No findings of significance were identified.

4OA2 Identification and Resolution of Problems

.1 Review of Items Entered into the Corrective Action Program

As required by Inspection Procedure 71152, Identification and Resolution of Problems, and to help identify repetitive equipment failures or specific human performance issues for follow-up, the inspectors performed a daily screening of all items entered into PSEG's corrective action program. This was accomplished by reviewing the description of each new notification and attending daily management review committee meetings.

Documents reviewed are listed in the attachment.

.2 Annual Sample: Bailey Logic Module Failures

a. Inspection Scope

(1 sample)

The inspectors reviewed PSEGs actions to address an adverse trend in Bailey Logic Module failures. A number of issues have been identified in the PSEG corrective action program (CAP) describing a rising number of Bailey logic card failures. The issues were selected for review based on their potential to increase the likelihood of an initiating event or cause the inoperability of a safety system. The inspectors reviewed PSEG procedures, vendor documents, design change packages, notifications, orders, corrective actions, and apparent cause evaluations to understand the equipment functions and operational history, as well as the identification, evaluation, and corrective actions associated with the degraded conditions. System engineers, reactor operators and other PSEG staff were interviewed to gain additional insights on the failures.

The following examples illustrate a sampling of issues associated with Bailey Logic Module failures:

On August 25, 2006, a Bailey Logic Module failure resulted in automatic closure of a turbine auxiliaries cooling system (TACS) return isolation valve and an unplanned power reduction to 78% power. Operators manually isolated the B SACS loop then restored TACS cooling to stabilize the plant. Post-event review identified that the Field Programmable Logic Array chip in the Bailey Logic Module failed causing the automatic isolation of the valve. Corrective actions included replacement of the failed logic card, failure analysis of the faulty card, and continuation of the Bailey card replacement project.

On November 27, 2006, indication was lost for the D emergency diesel generator output breaker. Operators ordered the emergent replacement of the card even though they suspected the problem only impacted the indication portion of the Bailey Logic Module.
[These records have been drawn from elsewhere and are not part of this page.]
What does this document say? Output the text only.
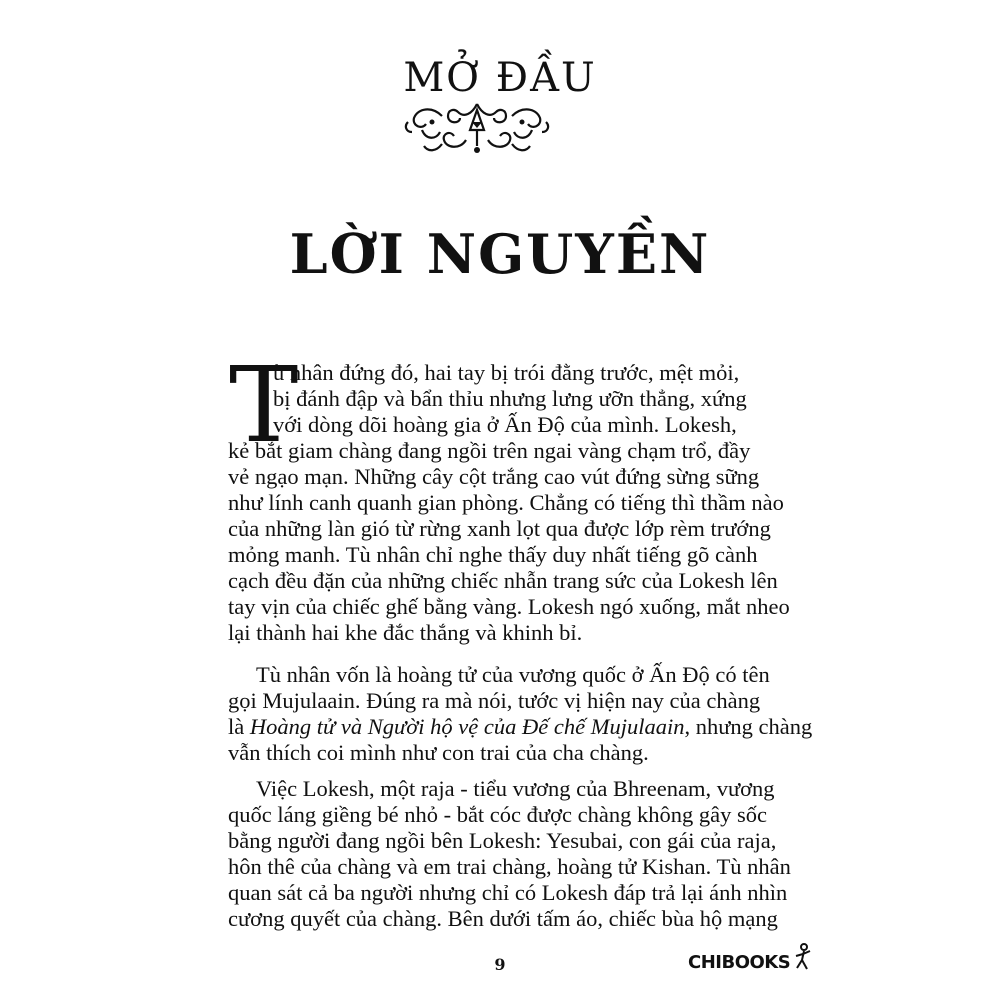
MỞ ĐẦU
LỜI NGUYỀN
T
ù nhân đứng đó, hai tay bị trói đằng trước, mệt mỏi,
bị đánh đập và bẩn thỉu nhưng lưng ưỡn thẳng, xứng
với dòng dõi hoàng gia ở Ấn Độ của mình. Lokesh,
kẻ bắt giam chàng đang ngồi trên ngai vàng chạm trổ, đầy
vẻ ngạo mạn. Những cây cột trắng cao vút đứng sừng sững
như lính canh quanh gian phòng. Chẳng có tiếng thì thầm nào
của những làn gió từ rừng xanh lọt qua được lớp rèm trướng
mỏng manh. Tù nhân chỉ nghe thấy duy nhất tiếng gõ cành
cạch đều đặn của những chiếc nhẫn trang sức của Lokesh lên
tay vịn của chiếc ghế bằng vàng. Lokesh ngó xuống, mắt nheo
lại thành hai khe đắc thắng và khinh bỉ.
Tù nhân vốn là hoàng tử của vương quốc ở Ấn Độ có tên
gọi Mujulaain. Đúng ra mà nói, tước vị hiện nay của chàng
là Hoàng tử và Người hộ vệ của Đế chế Mujulaain, nhưng chàng
vẫn thích coi mình như con trai của cha chàng.
Việc Lokesh, một raja - tiểu vương của Bhreenam, vương
quốc láng giềng bé nhỏ - bắt cóc được chàng không gây sốc
bằng người đang ngồi bên Lokesh: Yesubai, con gái của raja,
hôn thê của chàng và em trai chàng, hoàng tử Kishan. Tù nhân
quan sát cả ba người nhưng chỉ có Lokesh đáp trả lại ánh nhìn
cương quyết của chàng. Bên dưới tấm áo, chiếc bùa hộ mạng
9	CHIBOOKS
The post-replacement testing revealed that the failure would have prevented automatic and main control room operation of the diesel output breaker. Corrective actions included replacement of the failed logic card, a more detailed failure analysis of the faulty card, and re-evaluation of the Bailey card replacement project.

b. Findings

& Observations No findings of significance were identified.
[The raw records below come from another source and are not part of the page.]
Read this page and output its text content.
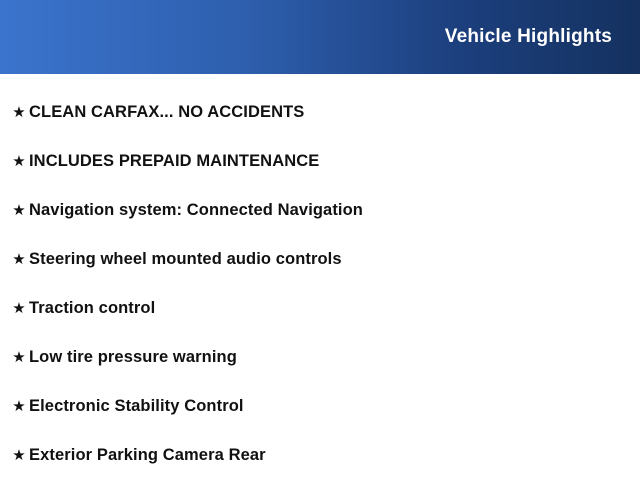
Vehicle Highlights
★ CLEAN CARFAX... NO ACCIDENTS
★ INCLUDES PREPAID MAINTENANCE
★ Navigation system: Connected Navigation
★ Steering wheel mounted audio controls
★ Traction control
★ Low tire pressure warning
★ Electronic Stability Control
★ Exterior Parking Camera Rear
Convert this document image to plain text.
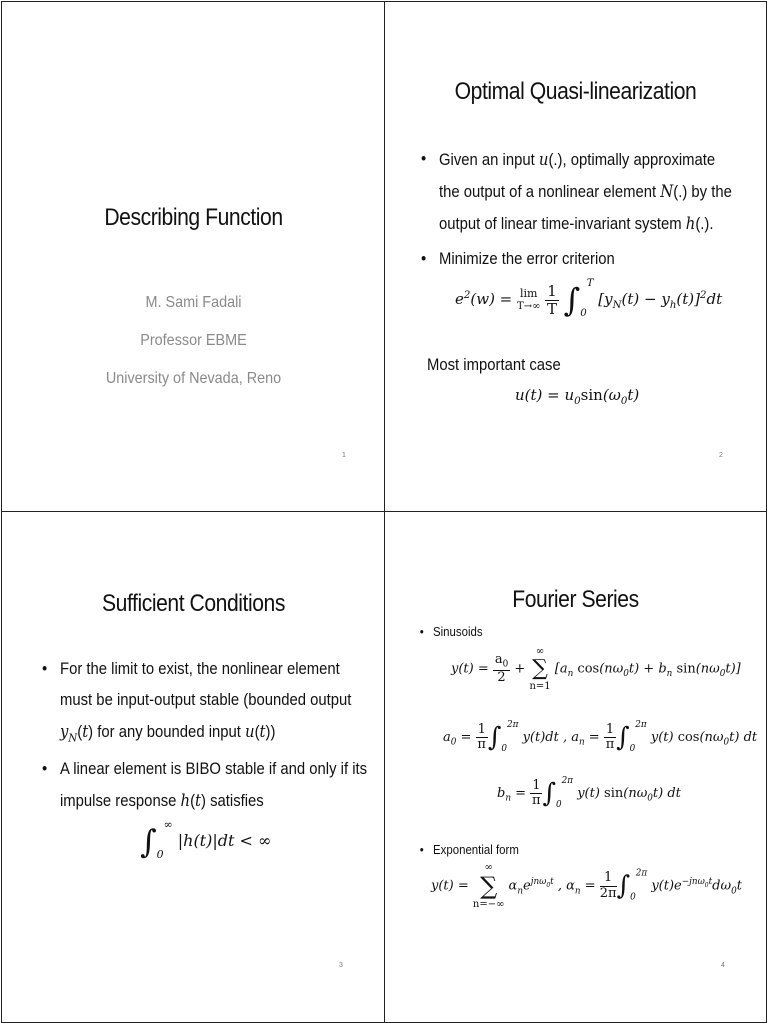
Describing Function
M. Sami Fadali
Professor EBME
University of Nevada, Reno
1
Optimal Quasi-linearization
• Given an input u(.), optimally approximate
the output of a nonlinear element N(.) by the
output of linear time-invariant system h(.).
• Minimize the error criterion
$e^2(w) = \lim$
T→∞
$\frac{1}{T} \int_0^T$ $[y_N(t) - y_h(t)]^2dt$
Most important case
$u(t) = u_0\sin(\omega_0t)$
2
Sufficient Conditions
• For the limit to exist, the nonlinear element
must be input-output stable (bounded output
$y_N(t)$ for any bounded input u(t))
• A linear element is BIBO stable if and only if its
impulse response h(t) satisfies
$\int_0^\infty$ |h(t)|dt < ∞
3
Fourier Series
• Sinusoids
$y(t) = \frac{a_0}{2}$ +
∞
∑
n=1
[$a_n$ $\cos(n\omega_0t) + b_n$ $\sin(n\omega_0t)$]
$a_0 = \frac{1}{\pi} \int_0^{2\pi}$ y(t)dt , $a_n = \frac{1}{\pi} \int_0^{2\pi}$ y(t) $\cos(n\omega_0t)$ dt
$b_n = \frac{1}{\pi} \int_0^{2\pi}$ y(t) $\sin(n\omega_0t)$ dt
• Exponential form
y(t) =
∞
∑
n=−∞
$\alpha_ne^{jn\omega_0t}$ , $\alpha_n = \frac{1}{2\pi} \int_0^{2\pi}$ $y(t)e^{-jn\omega_0t}d\omega_0t$
4
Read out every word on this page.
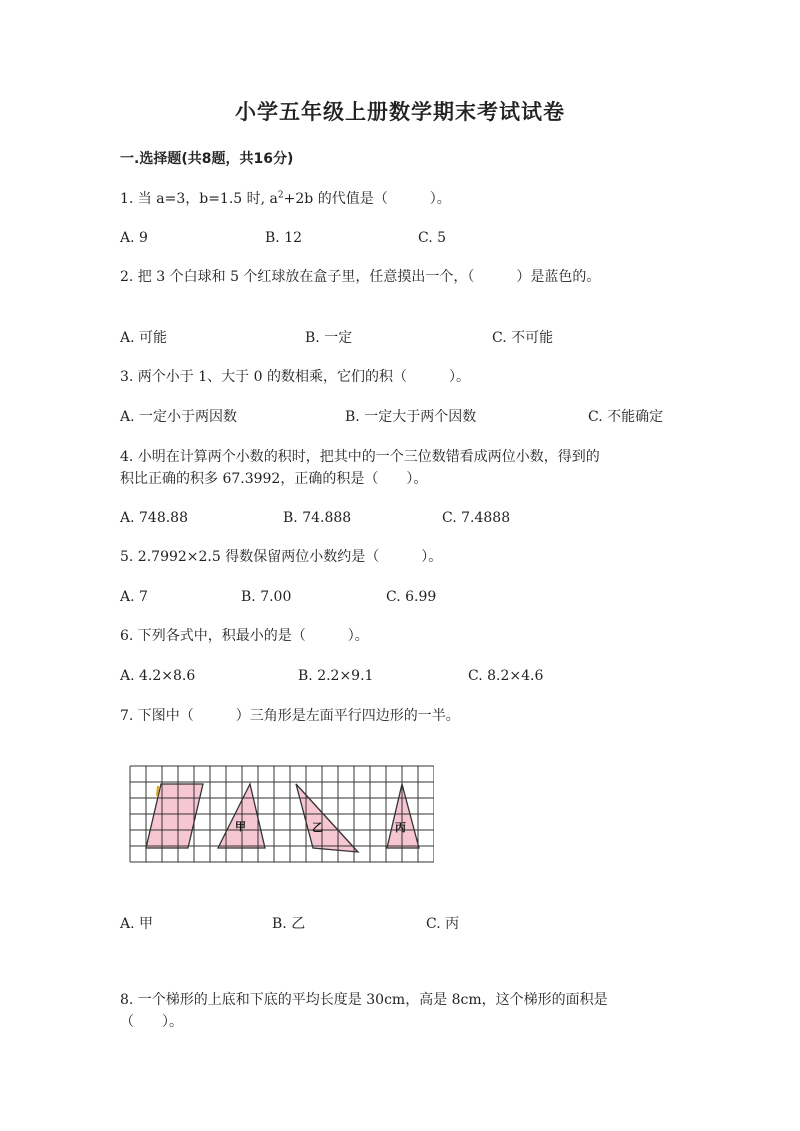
小学五年级上册数学期末考试试卷
一.选择题(共8题，共16分)
1. 当 a=3，b=1.5 时, $a^2+2b$ 的代值是（　　　）。
A. 9	B. 12	C. 5
2. 把 3 个白球和 5 个红球放在盒子里，任意摸出一个，（　　　）是蓝色的。
A. 可能	B. 一定	C. 不可能
3. 两个小于 1、大于 0 的数相乘，它们的积（　　　）。
A. 一定小于两因数	B. 一定大于两个因数	C. 不能确定
4. 小明在计算两个小数的积时，把其中的一个三位数错看成两位小数，得到的
积比正确的积多 67.3992，正确的积是（　　）。
A. 748.88	B. 74.888	C. 7.4888
5. 2.7992×2.5 得数保留两位小数约是（　　　）。
A. 7	B. 7.00	C. 6.99
6. 下列各式中，积最小的是（　　　）。
A. 4.2×8.6	B. 2.2×9.1	C. 8.2×4.6
7. 下图中（　　　）三角形是左面平行四边形的一半。
甲	乙	丙
A. 甲	B. 乙	C. 丙
8. 一个梯形的上底和下底的平均长度是 30cm，高是 8cm，这个梯形的面积是
（　　）。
The inspectors found that PSEG appropriately identified degraded conditions associated with Bailey Logic Module failures and entered them into the corrective action program.

Evaluations of degraded conditions were thorough, and included considerations for extent of condition. The inspectors reviewed the above examples and determined that performance deficiencies did not exist. Corrective actions developed by PSEG were appropriate to adequately address identified deficiencies.

4OA3 Event Followup

.1 Hope Creek Automatic Scram on January 29, 2007

a. Inspection Scope

(1 sample)

Hope Creek completed a scheduled maintenance outage on January 29, 2007, at 10:51 pm when the main generator was synchronized to the 500 kV grid. At 11:02 pm, control room operators observed reactor water level lower than expected and took action to restore level. Efforts to restore reactor water level were unsuccessful. At 11:10 pm, RPV water level was below 12.5 inches and the reactor protection system automatically inserted all control rods into the reactor core (a reactor scram).
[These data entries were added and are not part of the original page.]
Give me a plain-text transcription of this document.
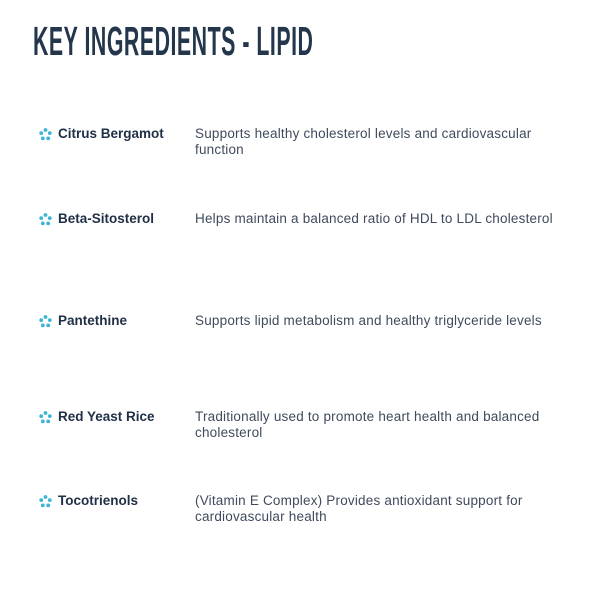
KEY INGREDIENTS - LIPID
Citrus Bergamot	Supports healthy cholesterol levels and cardiovascular function
Beta-Sitosterol	Helps maintain a balanced ratio of HDL to LDL cholesterol
Pantethine	Supports lipid metabolism and healthy triglyceride levels
Red Yeast Rice	Traditionally used to promote heart health and balanced cholesterol
Tocotrienols	(Vitamin E Complex) Provides antioxidant support for cardiovascular health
The inspectors responded to the control room following the reactor scram to observe post-scram operations. The inspectors collected data from the plant computer to evaluate plant conditions prior to, during, and following the transient. The inspectors observed and participated in interviews with control room operators to gain an understanding of how operators responded to the transient. The inspectors observed engineering technical analysis and evaluation meetings and interviewed engineers to gain an understanding of the transient and to assess PSEGs evaluation process. The inspectors observed the Plant Oversight Review Committee meeting prior to plant startup to evaluate whether PSEG appropriately resolved the issues that led to the transient.

A root cause evaluation identified a failed reactor feed pump minimum flow valve as the cause of the level control problem and subsequent reactor scram. Corrective actions included repair of a reactor feed pump flow instrument tubing line and clarification to the low power operating portion of the feedwater system operating procedure. Documents reviewed are listed in the attachment.

b. Findings

No findings of significance were identified.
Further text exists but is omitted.